As self-publishing continues evolving, it strikes me that traditional publishers are losing one of our most important services for authors: bookstore distribution. The very distributors publishers have relied upon for years are hedging their bets (and expanding their revenues) by tapping into the self-publishing market. For example, both Ingram and BookBaby offer authors distribution to chain and independent bookstores. And the Espresso Book Network continues to expand a new retail solution for bookshops, libraries, and others. Not to mention the obvious: more and more consumers simply prefer buying print books and ebooks from Amazon.

More than just distribution, though, these new upstarts also offer the production tools needed to easily produce print books and ebooks. So there goes the production expertise competitive advantage of many publishers.

I realize many authors ardently support their publishers. I also know many are frustrated that their royalties are not higher, especially for ebooks. Traditional publishers and reviewers mostly dismiss self-published titles as “trash,” but what happens when established authors with large followings decide to go out on their own? Did you see this week that five of the top ten bestselling books sold by Apple come from self-publishing?

Any author can buy editing services. Any author can hire a book PR firm with social media expertise and mainstream media connections. And now any author can gain distribution to all the places their titles are currently sold.

There are many good authors frustrated at how fast they are forgotten in the Big Houses who pump out thousands of titles per year. I would think a lot of authors would rather hire the editorial and marketing services they choose on their own dime, using a portion of the extra royalties they receive from self-publishing at both book launch and as part of a sustained multi-year effort. To take complete control of their own book’s destiny, as opposed to assigning it to a company operating with high employee turnover and low morale. (Take a look at the recent Glassdoor ratings of the Big 5 as an indication of current employee morale.)

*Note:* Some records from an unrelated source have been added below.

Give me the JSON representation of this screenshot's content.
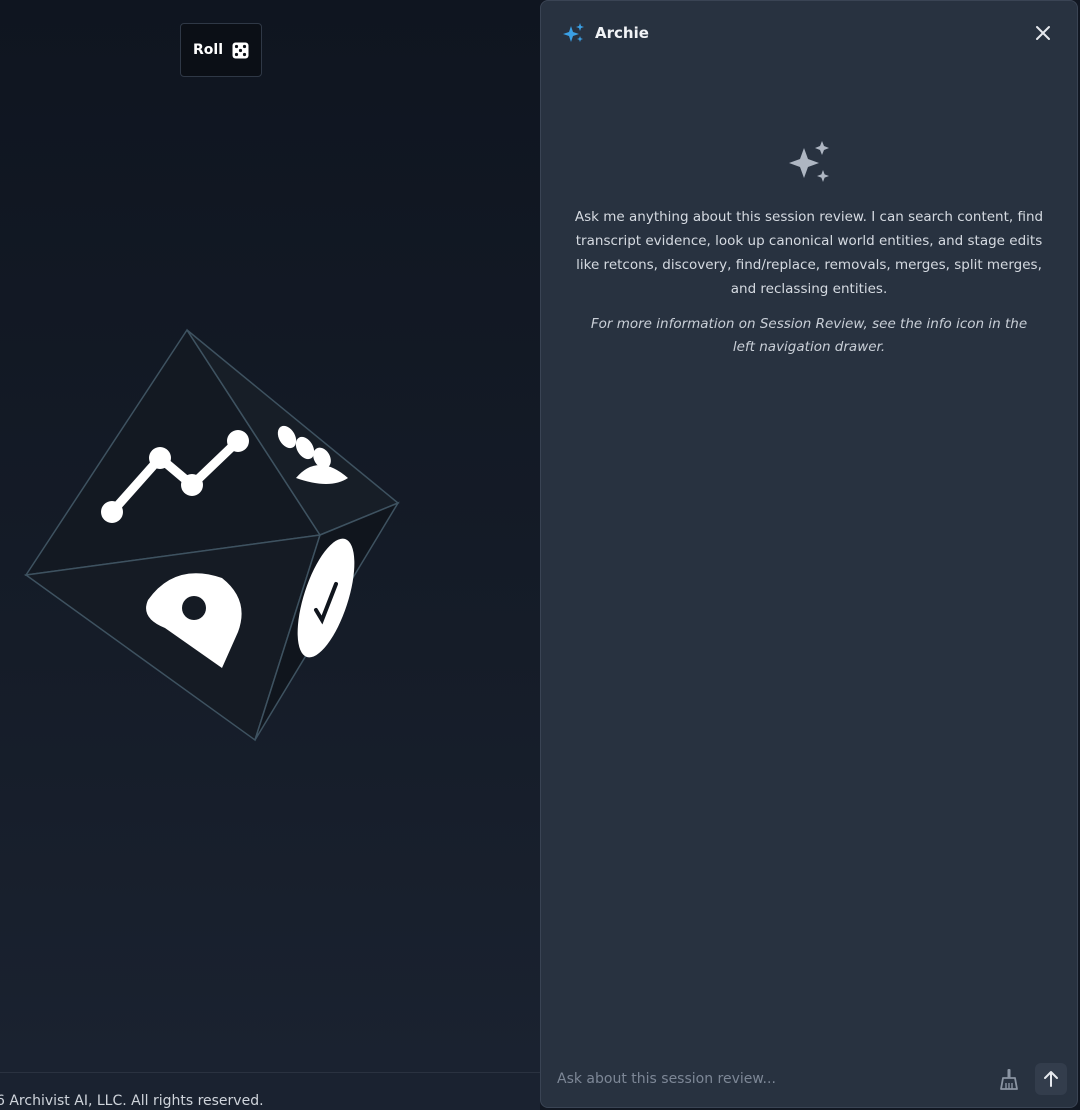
{
  "stage": {
    "roll_label": "Roll",
    "roll_icon": "dice-icon"
  },
  "footer": {
    "copyright": "6 Archivist AI, LLC. All rights reserved."
  },
  "assistant": {
    "title": "Archie",
    "title_icon": "sparkles-icon",
    "close_icon": "close-icon",
    "welcome_icon": "sparkles-icon",
    "welcome_text": "Ask me anything about this session review. I can search content, find transcript evidence, look up canonical world entities, and stage edits like retcons, discovery, find/replace, removals, merges, split merges, and reclassing entities.",
    "welcome_note": "For more information on Session Review, see the info icon in the left navigation drawer.",
    "input_placeholder": "Ask about this session review...",
    "clear_icon": "broom-icon",
    "send_icon": "arrow-up-icon"
  },
  "colors": {
    "accent": "#3aa0e6",
    "panel_bg": "#283240",
    "stage_bg": "#111722"
  }
}
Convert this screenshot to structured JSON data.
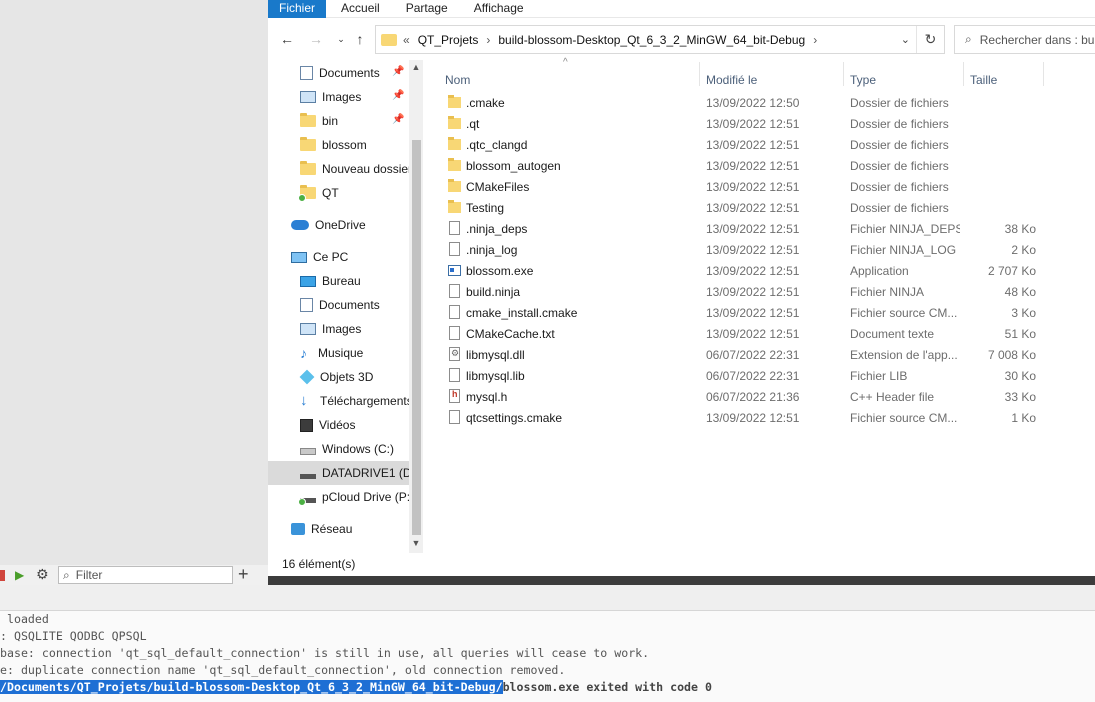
{
  "ribbon": {
    "tabs": [
      "Fichier",
      "Accueil",
      "Partage",
      "Affichage"
    ]
  },
  "address": {
    "root_chevron": "«",
    "parts": [
      "QT_Projets",
      "build-blossom-Desktop_Qt_6_3_2_MinGW_64_bit-Debug"
    ]
  },
  "search": {
    "placeholder": "Rechercher dans : bu"
  },
  "navpane": {
    "items": [
      {
        "label": "Documents",
        "icon": "documents-icon",
        "pinned": true
      },
      {
        "label": "Images",
        "icon": "images-icon",
        "pinned": true
      },
      {
        "label": "bin",
        "icon": "folder-icon",
        "pinned": true
      },
      {
        "label": "blossom",
        "icon": "folder-icon",
        "pinned": false
      },
      {
        "label": "Nouveau dossier",
        "icon": "folder-icon",
        "pinned": false
      },
      {
        "label": "QT",
        "icon": "folder-synced-icon",
        "pinned": false
      },
      {
        "label": "OneDrive",
        "icon": "onedrive-icon"
      },
      {
        "label": "Ce PC",
        "icon": "computer-icon"
      },
      {
        "label": "Bureau",
        "icon": "desktop-icon"
      },
      {
        "label": "Documents",
        "icon": "documents-icon"
      },
      {
        "label": "Images",
        "icon": "images-icon"
      },
      {
        "label": "Musique",
        "icon": "music-icon"
      },
      {
        "label": "Objets 3D",
        "icon": "3d-objects-icon"
      },
      {
        "label": "Téléchargements",
        "icon": "downloads-icon"
      },
      {
        "label": "Vidéos",
        "icon": "videos-icon"
      },
      {
        "label": "Windows  (C:)",
        "icon": "windows-drive-icon"
      },
      {
        "label": "DATADRIVE1 (D:)",
        "icon": "drive-icon",
        "selected": true
      },
      {
        "label": "pCloud Drive (P:)",
        "icon": "pcloud-drive-icon"
      },
      {
        "label": "Réseau",
        "icon": "network-icon"
      }
    ]
  },
  "filelist": {
    "columns": {
      "name": "Nom",
      "modified": "Modifié le",
      "type": "Type",
      "size": "Taille"
    },
    "rows": [
      {
        "name": ".cmake",
        "date": "13/09/2022 12:50",
        "type": "Dossier de fichiers",
        "size": "",
        "icon": "folder-icon"
      },
      {
        "name": ".qt",
        "date": "13/09/2022 12:51",
        "type": "Dossier de fichiers",
        "size": "",
        "icon": "folder-icon"
      },
      {
        "name": ".qtc_clangd",
        "date": "13/09/2022 12:51",
        "type": "Dossier de fichiers",
        "size": "",
        "icon": "folder-icon"
      },
      {
        "name": "blossom_autogen",
        "date": "13/09/2022 12:51",
        "type": "Dossier de fichiers",
        "size": "",
        "icon": "folder-icon"
      },
      {
        "name": "CMakeFiles",
        "date": "13/09/2022 12:51",
        "type": "Dossier de fichiers",
        "size": "",
        "icon": "folder-icon"
      },
      {
        "name": "Testing",
        "date": "13/09/2022 12:51",
        "type": "Dossier de fichiers",
        "size": "",
        "icon": "folder-icon"
      },
      {
        "name": ".ninja_deps",
        "date": "13/09/2022 12:51",
        "type": "Fichier NINJA_DEPS",
        "size": "38 Ko",
        "icon": "file-icon"
      },
      {
        "name": ".ninja_log",
        "date": "13/09/2022 12:51",
        "type": "Fichier NINJA_LOG",
        "size": "2 Ko",
        "icon": "file-icon"
      },
      {
        "name": "blossom.exe",
        "date": "13/09/2022 12:51",
        "type": "Application",
        "size": "2 707 Ko",
        "icon": "exe-icon"
      },
      {
        "name": "build.ninja",
        "date": "13/09/2022 12:51",
        "type": "Fichier NINJA",
        "size": "48 Ko",
        "icon": "file-icon"
      },
      {
        "name": "cmake_install.cmake",
        "date": "13/09/2022 12:51",
        "type": "Fichier source CM...",
        "size": "3 Ko",
        "icon": "file-icon"
      },
      {
        "name": "CMakeCache.txt",
        "date": "13/09/2022 12:51",
        "type": "Document texte",
        "size": "51 Ko",
        "icon": "file-icon"
      },
      {
        "name": "libmysql.dll",
        "date": "06/07/2022 22:31",
        "type": "Extension de l'app...",
        "size": "7 008 Ko",
        "icon": "dll-icon"
      },
      {
        "name": "libmysql.lib",
        "date": "06/07/2022 22:31",
        "type": "Fichier LIB",
        "size": "30 Ko",
        "icon": "file-icon"
      },
      {
        "name": "mysql.h",
        "date": "06/07/2022 21:36",
        "type": "C++ Header file",
        "size": "33 Ko",
        "icon": "header-icon"
      },
      {
        "name": "qtcsettings.cmake",
        "date": "13/09/2022 12:51",
        "type": "Fichier source CM...",
        "size": "1 Ko",
        "icon": "file-icon"
      }
    ]
  },
  "status": {
    "count": "16 élément(s)"
  },
  "ide": {
    "filter_placeholder": "Filter",
    "output_lines": [
      " loaded",
      ": QSQLITE QODBC QPSQL",
      "base: connection 'qt_sql_default_connection' is still in use, all queries will cease to work.",
      "e: duplicate connection name 'qt_sql_default_connection', old connection removed."
    ],
    "output_selected": "/Documents/QT_Projets/build-blossom-Desktop_Qt_6_3_2_MinGW_64_bit-Debug/",
    "output_tail": "blossom.exe exited with code 0"
  }
}
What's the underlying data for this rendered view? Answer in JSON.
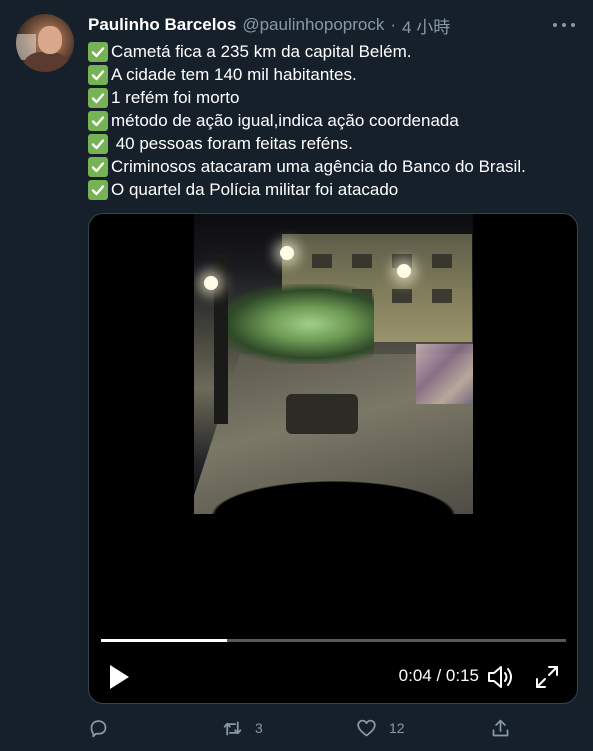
{
  "tweet": {
    "author_name": "Paulinho Barcelos",
    "author_handle": "@paulinhopoprock",
    "separator": "·",
    "time_ago": "4 小時",
    "lines": [
      {
        "emoji": "check-mark-button",
        "text": "Cametá fica a 235 km da capital Belém."
      },
      {
        "emoji": "check-mark-button",
        "text": "A cidade tem 140 mil habitantes."
      },
      {
        "emoji": "check-mark-button",
        "text": "1 refém foi morto"
      },
      {
        "emoji": "check-mark-button",
        "text": "método de ação igual,indica ação coordenada"
      },
      {
        "emoji": "check-mark-button",
        "text": " 40 pessoas foram feitas reféns."
      },
      {
        "emoji": "check-mark-button",
        "text": "Criminosos atacaram uma agência do Banco do Brasil."
      },
      {
        "emoji": "check-mark-button",
        "text": "O quartel da Polícia militar foi atacado"
      }
    ]
  },
  "video": {
    "current_time": "0:04",
    "duration": "0:15",
    "time_display": "0:04 / 0:15",
    "progress_fraction": 0.27,
    "controls": {
      "play_icon": "play-icon",
      "volume_icon": "volume-icon",
      "fullscreen_icon": "fullscreen-icon"
    }
  },
  "actions": {
    "reply_icon": "reply-icon",
    "retweet_icon": "retweet-icon",
    "retweet_count": "3",
    "like_icon": "heart-icon",
    "like_count": "12",
    "share_icon": "share-icon"
  },
  "colors": {
    "background": "#15202b",
    "secondary_text": "#8899a6",
    "check_green": "#77b255",
    "media_border": "#38444d"
  }
}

I believe this threat is greater for books than it would be for some other product type. Authors pour everything they have, over many years, into writing their beloved books. Giving their babies away to others is a big risk, especially for those who feel burned or overlooked in the past.

All it takes to demoralize an author working with a Big 5 publisher is to lose your editor in a layoff. Without that internal champion, you are sunk. The ensuing organizational chaos that follows just makes it more painful. This is a huge gamble on a co-dependent relationship where neither side typically feels great about it all the time.

The big strategic question for publishers is increasingly becoming how much does an author need to pay you to provide equal or better services available from somewhere else? Right now, the number they are paying is larger than the newer markets demand. The one big advantage of traditional publishing to authors is the royalty advance. But the few big names are getting more and more while the rest are getting less and are in essence being asked by the publishers to fund those large advances with their reduced 25% ebook royalty rates. How long will they put up with this?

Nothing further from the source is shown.